Revisiting the Influence of Sn in Cu-Al alloys: A Third Element Effect Enabling Stainless Steel Type Aqueous Passivation Behavior

TL;DR

This study reveals that tin (Sn) acts as a third element in Cu-Al alloys, enabling stainless steel-like passivation behavior through complex oxide formation, supported by electrochemical, spectroscopic, and computational analyses.

Contribution

It introduces the third element effect of Sn in Cu-Al alloys, demonstrating enhanced passivation and corrosion resistance mechanisms not previously documented.

Findings

Sn does not passivate alone in the test environment.

Alloys with >18 at.% Al and <3 at.% Sn show lower corrosion rates.

Sn influences Al(III) passivation, enabling stainless steel-like behavior.

Abstract

The influence of Sn alloying additions on the aqueous passivation behavior of Cu-Al alloys was revisited and found to function as a new third element effect in acidified 0.1 M Na2SO4 solution.
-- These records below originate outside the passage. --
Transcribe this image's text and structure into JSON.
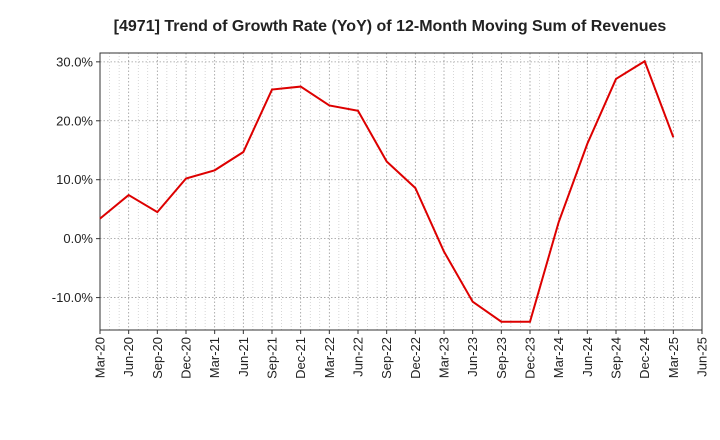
{
  "chart_data": {
    "type": "line",
    "title": "[4971]  Trend of Growth Rate (YoY) of 12-Month Moving Sum of Revenues",
    "xlabel": "",
    "ylabel": "",
    "x_ticks": [
      "Mar-20",
      "Jun-20",
      "Sep-20",
      "Dec-20",
      "Mar-21",
      "Jun-21",
      "Sep-21",
      "Dec-21",
      "Mar-22",
      "Jun-22",
      "Sep-22",
      "Dec-22",
      "Mar-23",
      "Jun-23",
      "Sep-23",
      "Dec-23",
      "Mar-24",
      "Jun-24",
      "Sep-24",
      "Dec-24",
      "Mar-25",
      "Jun-25"
    ],
    "y_ticks": [
      "30.0%",
      "20.0%",
      "10.0%",
      "0.0%",
      "-10.0%"
    ],
    "y_tick_values": [
      30,
      20,
      10,
      0,
      -10
    ],
    "ylim": [
      -15.5,
      31.5
    ],
    "grid": true,
    "series": [
      {
        "color": "#dd0000",
        "x": [
          "Mar-20",
          "Jun-20",
          "Sep-20",
          "Dec-20",
          "Mar-21",
          "Jun-21",
          "Sep-21",
          "Dec-21",
          "Mar-22",
          "Jun-22",
          "Sep-22",
          "Dec-22",
          "Mar-23",
          "Jun-23",
          "Sep-23",
          "Dec-23",
          "Mar-24",
          "Jun-24",
          "Sep-24",
          "Dec-24",
          "Mar-25"
        ],
        "values": [
          3.4,
          7.4,
          4.5,
          10.2,
          11.6,
          14.7,
          25.3,
          25.8,
          22.6,
          21.7,
          13.1,
          8.6,
          -2.2,
          -10.7,
          -14.1,
          -14.1,
          2.8,
          16.1,
          27.1,
          30.1,
          17.2
        ]
      }
    ]
  }
}
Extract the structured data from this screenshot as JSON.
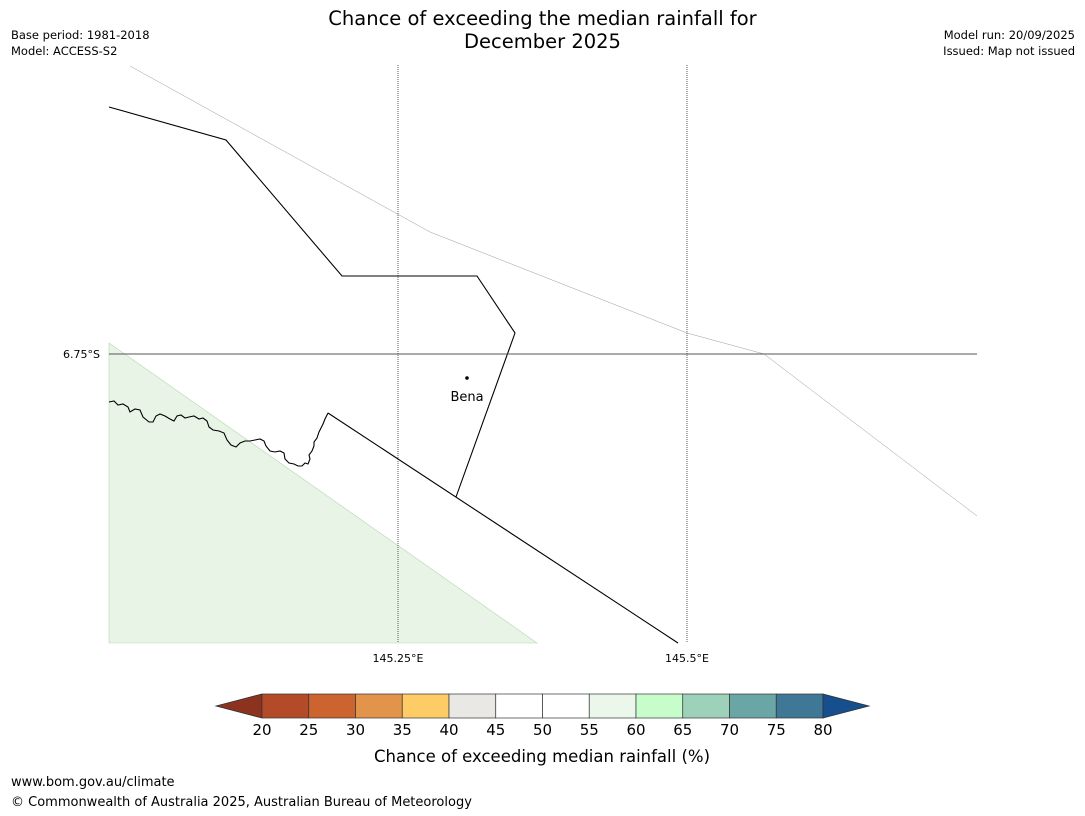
{
  "title": {
    "line1": "Chance of exceeding the median rainfall for",
    "line2": "December 2025"
  },
  "meta_left": {
    "base_period": "Base period: 1981-2018",
    "model": "Model: ACCESS-S2"
  },
  "meta_right": {
    "model_run": "Model run: 20/09/2025",
    "issued": "Issued: Map not issued"
  },
  "map": {
    "lat_labels": [
      "6.75°S"
    ],
    "lon_labels": [
      "145.25°E",
      "145.5°E"
    ],
    "place": "Bena",
    "green_region_color": "#e8f5e6"
  },
  "colorbar": {
    "label": "Chance of exceeding median rainfall (%)",
    "ticks": [
      "20",
      "25",
      "30",
      "35",
      "40",
      "45",
      "50",
      "55",
      "60",
      "65",
      "70",
      "75",
      "80"
    ],
    "under_color": "#8e3220",
    "over_color": "#154f8e",
    "colors": [
      "#b34a28",
      "#cc642f",
      "#e2944a",
      "#fdcc66",
      "#e9e8e4",
      "#ffffff",
      "#ffffff",
      "#eaf7ea",
      "#c7fdcb",
      "#9dd1b9",
      "#6ba6a7",
      "#3f7797"
    ]
  },
  "footer": {
    "url": "www.bom.gov.au/climate",
    "copyright": "© Commonwealth of Australia 2025, Australian Bureau of Meteorology"
  }
}
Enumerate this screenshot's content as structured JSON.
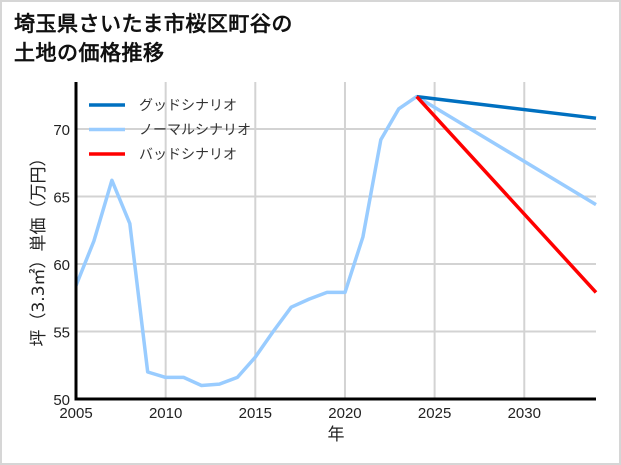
{
  "title_line1": "埼玉県さいたま市桜区町谷の",
  "title_line2": "土地の価格推移",
  "chart_data": {
    "type": "line",
    "title": "埼玉県さいたま市桜区町谷の土地の価格推移",
    "xlabel": "年",
    "ylabel": "坪（3.3㎡）単価（万円）",
    "xlim": [
      2005,
      2034
    ],
    "ylim": [
      50,
      73.5
    ],
    "xticks": [
      2005,
      2010,
      2015,
      2020,
      2025,
      2030
    ],
    "yticks": [
      50,
      55,
      60,
      65,
      70
    ],
    "grid": true,
    "legend_position": "upper left",
    "series": [
      {
        "name": "ノーマルシナリオ",
        "color": "#99ccff",
        "x": [
          2005,
          2006,
          2007,
          2008,
          2009,
          2010,
          2011,
          2012,
          2013,
          2014,
          2015,
          2016,
          2017,
          2018,
          2019,
          2020,
          2021,
          2022,
          2023,
          2024,
          2034
        ],
        "values": [
          58.4,
          61.7,
          66.2,
          63.0,
          52.0,
          51.6,
          51.6,
          51.0,
          51.1,
          51.6,
          53.1,
          55.0,
          56.8,
          57.4,
          57.9,
          57.9,
          62.0,
          69.2,
          71.5,
          72.4,
          64.4
        ]
      },
      {
        "name": "グッドシナリオ",
        "color": "#0070c0",
        "x": [
          2024,
          2034
        ],
        "values": [
          72.4,
          70.8
        ]
      },
      {
        "name": "バッドシナリオ",
        "color": "#ff0000",
        "x": [
          2024,
          2034
        ],
        "values": [
          72.4,
          57.9
        ]
      }
    ],
    "legend": [
      "グッドシナリオ",
      "ノーマルシナリオ",
      "バッドシナリオ"
    ]
  }
}
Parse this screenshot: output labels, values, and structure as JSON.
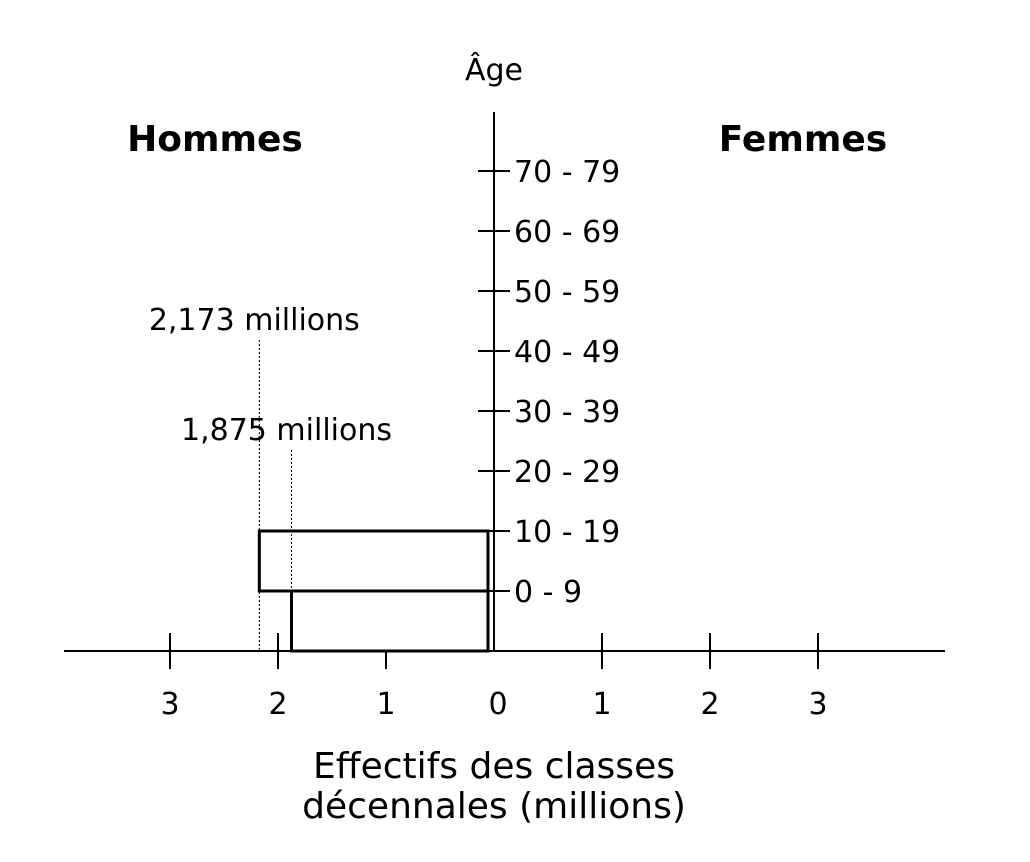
{
  "chart_data": {
    "type": "bar",
    "chart_kind": "age pyramid",
    "y_axis_label": "Âge",
    "left_group_label": "Hommes",
    "right_group_label": "Femmes",
    "categories": [
      "0 - 9",
      "10 - 19",
      "20 - 29",
      "30 - 39",
      "40 - 49",
      "50 - 59",
      "60 - 69",
      "70 - 79"
    ],
    "series": [
      {
        "values": [
          1.875,
          2.173,
          null,
          null,
          null,
          null,
          null,
          null
        ]
      }
    ],
    "x_ticks_left": [
      "3",
      "2",
      "1"
    ],
    "x_tick_zero": "0",
    "x_ticks_right": [
      "1",
      "2",
      "3"
    ],
    "xlim": [
      -4,
      4
    ],
    "annotations": [
      "2,173 millions",
      "1,875 millions"
    ],
    "xlabel_lines": [
      "Effectifs des classes",
      "décennales (millions)"
    ],
    "grid": false,
    "bar_outline_color": "#000000",
    "bar_fill_color": "#ffffff"
  }
}
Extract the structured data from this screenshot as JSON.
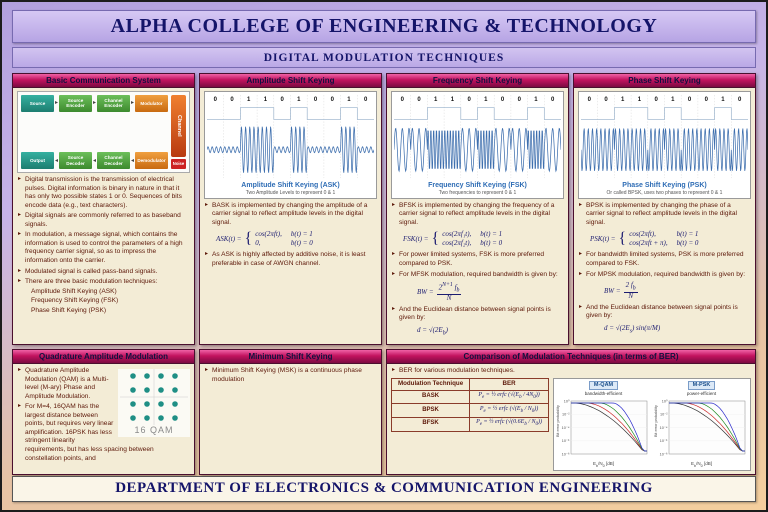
{
  "header": {
    "title": "ALPHA COLLEGE OF ENGINEERING & TECHNOLOGY",
    "subtitle": "DIGITAL MODULATION TECHNIQUES"
  },
  "footer": {
    "text": "DEPARTMENT OF ELECTRONICS & COMMUNICATION ENGINEERING"
  },
  "colors": {
    "header_lavender": "#c6b4ea",
    "panel_header_magenta": "#c2135f",
    "panel_bg_cream": "#f3ecd6",
    "body_text_maroon": "#5c1708",
    "formula_navy": "#1b1b70",
    "wave_blue": "#3e6fae",
    "constellation_teal": "#1f8f85"
  },
  "panels": {
    "basic": {
      "title": "Basic Communication System",
      "diagram": {
        "top": [
          "Source",
          "Source Encoder",
          "Channel Encoder",
          "Modulator"
        ],
        "bottom": [
          "Output",
          "Source Decoder",
          "Channel Decoder",
          "Demodulator"
        ],
        "channel": "Channel",
        "noise": "Noise"
      },
      "bullets": [
        "Digital transmission is the transmission of electrical pulses. Digital information is binary in nature in that it has only two possible states 1 or 0. Sequences of bits encode data (e.g., text characters).",
        "Digital signals are commonly referred to as baseband signals.",
        "In modulation, a message signal, which contains the information is used to control the parameters of a high frequency carrier signal, so as to impress the information onto the carrier.",
        "Modulated signal is called pass-band signals.",
        "There are three basic modulation techniques:"
      ],
      "techniques": [
        "Amplitude Shift Keying (ASK)",
        "Frequency Shift Keying (FSK)",
        "Phase Shift Keying (PSK)"
      ]
    },
    "ask": {
      "title": "Amplitude Shift Keying",
      "wave": {
        "bits": [
          0,
          0,
          1,
          1,
          0,
          1,
          0,
          0,
          1,
          0
        ],
        "type": "ask",
        "title": "Amplitude Shift Keying (ASK)",
        "subtitle": "Two Amplitude Levels to represent 0 & 1"
      },
      "bullets": [
        "BASK is implemented by changing the amplitude of a carrier signal to reflect amplitude levels in the digital signal.",
        "As ASK is highly affected by additive noise, it is least preferable in case of AWGN channel."
      ],
      "formula": {
        "lhs": "ASK(t) =",
        "c1e": "cos(2πft),",
        "c1c": "b(t) = 1",
        "c2e": "0,",
        "c2c": "b(t) = 0"
      }
    },
    "fsk": {
      "title": "Frequency Shift Keying",
      "wave": {
        "bits": [
          0,
          0,
          1,
          1,
          0,
          1,
          0,
          0,
          1,
          0
        ],
        "type": "fsk",
        "title": "Frequency Shift Keying (FSK)",
        "subtitle": "Two frequencies to represent 0 & 1"
      },
      "bullets": [
        "BFSK is implemented by changing the frequency of a carrier signal to reflect amplitude levels in the digital signal.",
        "For power limited systems, FSK is more preferred compared to PSK.",
        "For MFSK modulation, required bandwidth is given by:",
        "And the Euclidean distance between signal points is given by:"
      ],
      "formula": {
        "lhs": "FSK(t) =",
        "c1e": "cos(2πf₁t),",
        "c1c": "b(t) = 1",
        "c2e": "cos(2πf₂t),",
        "c2c": "b(t) = 0"
      },
      "bw": {
        "lhs": "BW =",
        "num": "2<sup>N+1</sup> f<sub>b</sub>",
        "den": "N"
      },
      "dist": "d = √(2E<sub>b</sub>)"
    },
    "psk": {
      "title": "Phase Shift Keying",
      "wave": {
        "bits": [
          0,
          0,
          1,
          1,
          0,
          1,
          0,
          0,
          1,
          0
        ],
        "type": "psk",
        "title": "Phase Shift Keying (PSK)",
        "subtitle": "Or called BPSK, uses two phases to represent 0 & 1"
      },
      "bullets": [
        "BPSK is implemented by changing the phase of a carrier signal to reflect amplitude levels in the digital signal.",
        "For bandwidth limited systems, PSK is more preferred compared to FSK.",
        "For MPSK modulation, required bandwidth is given by:",
        "And the Euclidean distance between signal points is given by:"
      ],
      "formula": {
        "lhs": "PSK(t) =",
        "c1e": "cos(2πft),",
        "c1c": "b(t) = 1",
        "c2e": "cos(2πft + π),",
        "c2c": "b(t) = 0"
      },
      "bw": {
        "lhs": "BW =",
        "num": "2 f<sub>b</sub>",
        "den": "N"
      },
      "dist": "d = √(2E<sub>s</sub>) sin(π/M)"
    },
    "qam": {
      "title": "Quadrature Amplitude Modulation",
      "bullets": [
        "Quadrature Amplitude Modulation (QAM) is a Multi-level (M-ary) Phase and Amplitude Modulation.",
        "For M=4, 16QAM has the largest distance between points, but requires very linear amplification. 16PSK has less stringent linearity requirements, but has less spacing between constellation points, and"
      ],
      "constellation": {
        "grid": 4,
        "color": "#1f8f85",
        "label": "16 QAM"
      }
    },
    "msk": {
      "title": "Minimum Shift Keying",
      "bullets": [
        "Minimum Shift Keying (MSK) is a continuous phase modulation"
      ]
    },
    "compare": {
      "title": "Comparison of Modulation Techniques (in terms of BER)",
      "bullet": "BER for various modulation techniques.",
      "table": {
        "col1": "Modulation Technique",
        "col2": "BER",
        "rows": [
          {
            "name": "BASK",
            "ber": "P<sub>e</sub> = ½ erfc (√(E<sub>b</sub> / 4N<sub>0</sub>))"
          },
          {
            "name": "BPSK",
            "ber": "P<sub>e</sub> = ½ erfc (√(E<sub>b</sub> / N<sub>0</sub>))"
          },
          {
            "name": "BFSK",
            "ber": "P<sub>e</sub> = ½ erfc (√(0.6E<sub>b</sub> / N<sub>0</sub>))"
          }
        ]
      },
      "plots": [
        {
          "tag": "M-QAM",
          "note": "bandwidth-efficient"
        },
        {
          "tag": "M-PSK",
          "note": "power-efficient"
        }
      ],
      "ylabel": "Bit error probability",
      "xlabel": "E<sub>b</sub>/N<sub>0</sub> [dB]"
    }
  }
}
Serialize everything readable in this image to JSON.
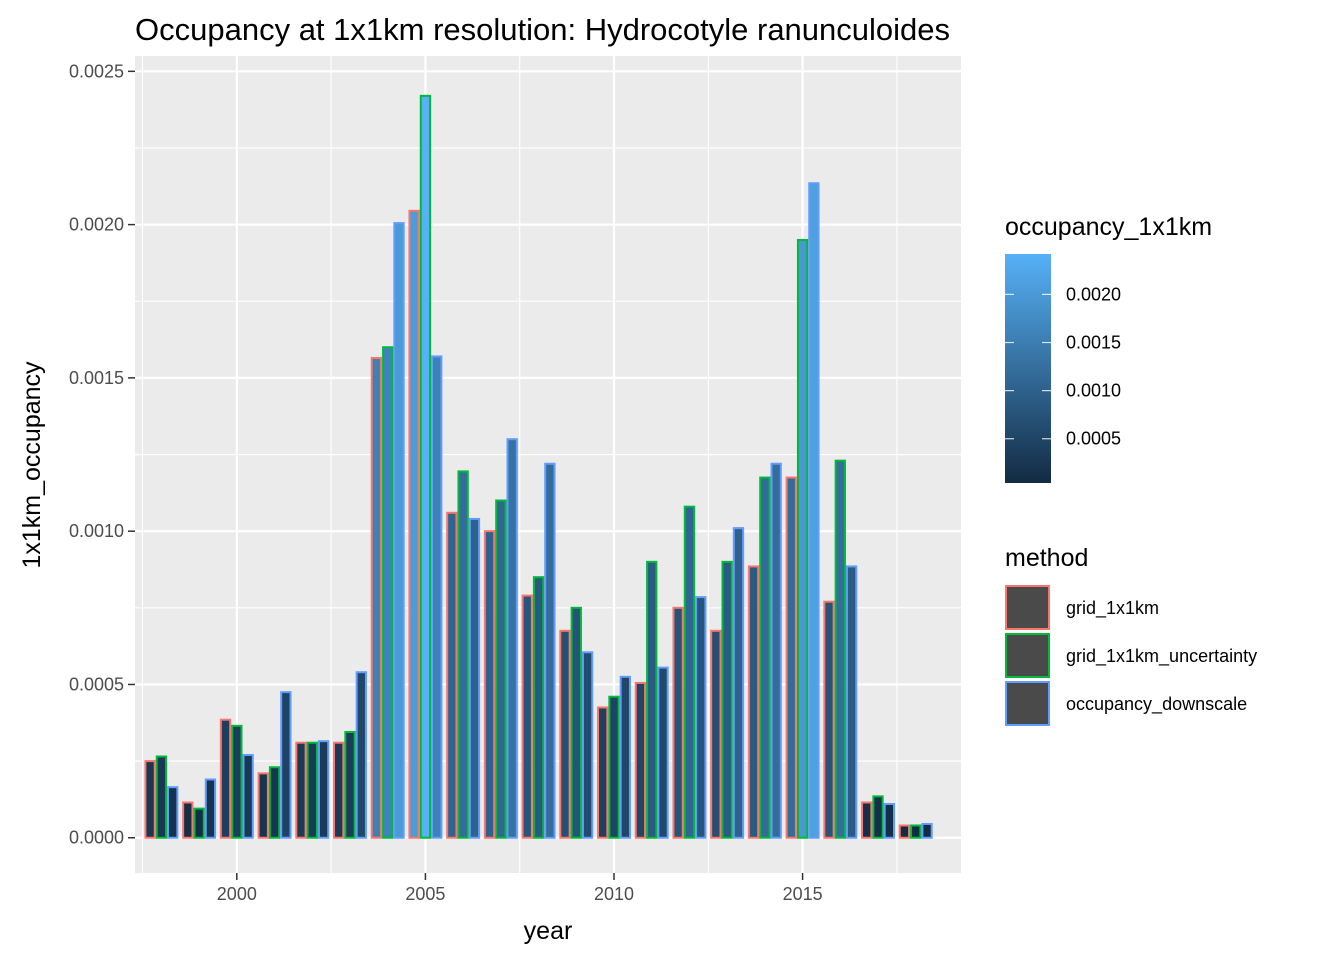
{
  "chart_data": {
    "type": "bar",
    "title": "Occupancy at 1x1km resolution: Hydrocotyle ranunculoides",
    "xlabel": "year",
    "ylabel": "1x1km_occupancy",
    "xlim": [
      1997.3,
      2019.2
    ],
    "ylim": [
      -0.000115,
      0.00255
    ],
    "x_ticks": [
      2000,
      2005,
      2010,
      2015
    ],
    "y_ticks": [
      "0.0000",
      "0.0005",
      "0.0010",
      "0.0015",
      "0.0020",
      "0.0025"
    ],
    "grid": true,
    "legend_placement": "right",
    "fill_scale": {
      "name": "occupancy_1x1km",
      "low_color": "#132B43",
      "high_color": "#56B1F7",
      "range": [
        4e-05,
        0.00242
      ],
      "ticks": [
        "0.0005",
        "0.0010",
        "0.0015",
        "0.0020"
      ]
    },
    "categories": [
      1998,
      1999,
      2000,
      2001,
      2002,
      2003,
      2004,
      2005,
      2006,
      2007,
      2008,
      2009,
      2010,
      2011,
      2012,
      2013,
      2014,
      2015,
      2016,
      2017,
      2018
    ],
    "series": [
      {
        "name": "grid_1x1km",
        "color": "#F8766D",
        "values": [
          0.00025,
          0.000115,
          0.000385,
          0.00021,
          0.00031,
          0.00031,
          0.001565,
          0.002045,
          0.00106,
          0.001,
          0.00079,
          0.000675,
          0.000425,
          0.000505,
          0.00075,
          0.000675,
          0.000885,
          0.001175,
          0.00077,
          0.000115,
          4e-05
        ]
      },
      {
        "name": "grid_1x1km_uncertainty",
        "color": "#00BA38",
        "values": [
          0.000265,
          9.5e-05,
          0.000365,
          0.00023,
          0.00031,
          0.000345,
          0.0016,
          0.00242,
          0.001195,
          0.0011,
          0.00085,
          0.00075,
          0.00046,
          0.0009,
          0.00108,
          0.0009,
          0.001175,
          0.00195,
          0.00123,
          0.000135,
          4e-05
        ]
      },
      {
        "name": "occupancy_downscale",
        "color": "#619CFF",
        "values": [
          0.000165,
          0.00019,
          0.00027,
          0.000475,
          0.000315,
          0.00054,
          0.002005,
          0.00157,
          0.00104,
          0.0013,
          0.00122,
          0.000605,
          0.000525,
          0.000555,
          0.000785,
          0.00101,
          0.00122,
          0.002135,
          0.000885,
          0.00011,
          4.5e-05
        ]
      }
    ],
    "legend": {
      "title": "method",
      "entries": [
        "grid_1x1km",
        "grid_1x1km_uncertainty",
        "occupancy_downscale"
      ]
    }
  }
}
The role of each element during the process of aqueous passivation was investigated using electrochemical and surface-sensitive ex-situ and in-operando spectroscopic techniques. The connection between passivation and the atomic arrangements of atoms in the solid solution was supported by first principles based cluster expansion calculations and Monte Carlo simulations probing the chemical short-range order in the Cu-Al-Sn system. High purity Sn, like high purity Cu, did not passivate in the test environment, whereas high purity Al formed a passive film with a stable passive current density of 0.01 mA/cm^2. Cu-xAl-Sn solid solution alloys where x greater than 18 at.%, containing less than 3 at.% Sn additions exhibited lower corrosion rates than Cu-xAl alloys, brought by Al(III) and Sn(IV, II) unidentified complex oxides formation on the surface. A strong influence of Sn on Al(III) passivation was observed, i.e., strongly suggesting a third element effect type behavior. Possible governing processes explaining the stainless steel type corrosion behavior are discussed, providing insights for exploring novel synergies in the design of corrosion resistant alloys.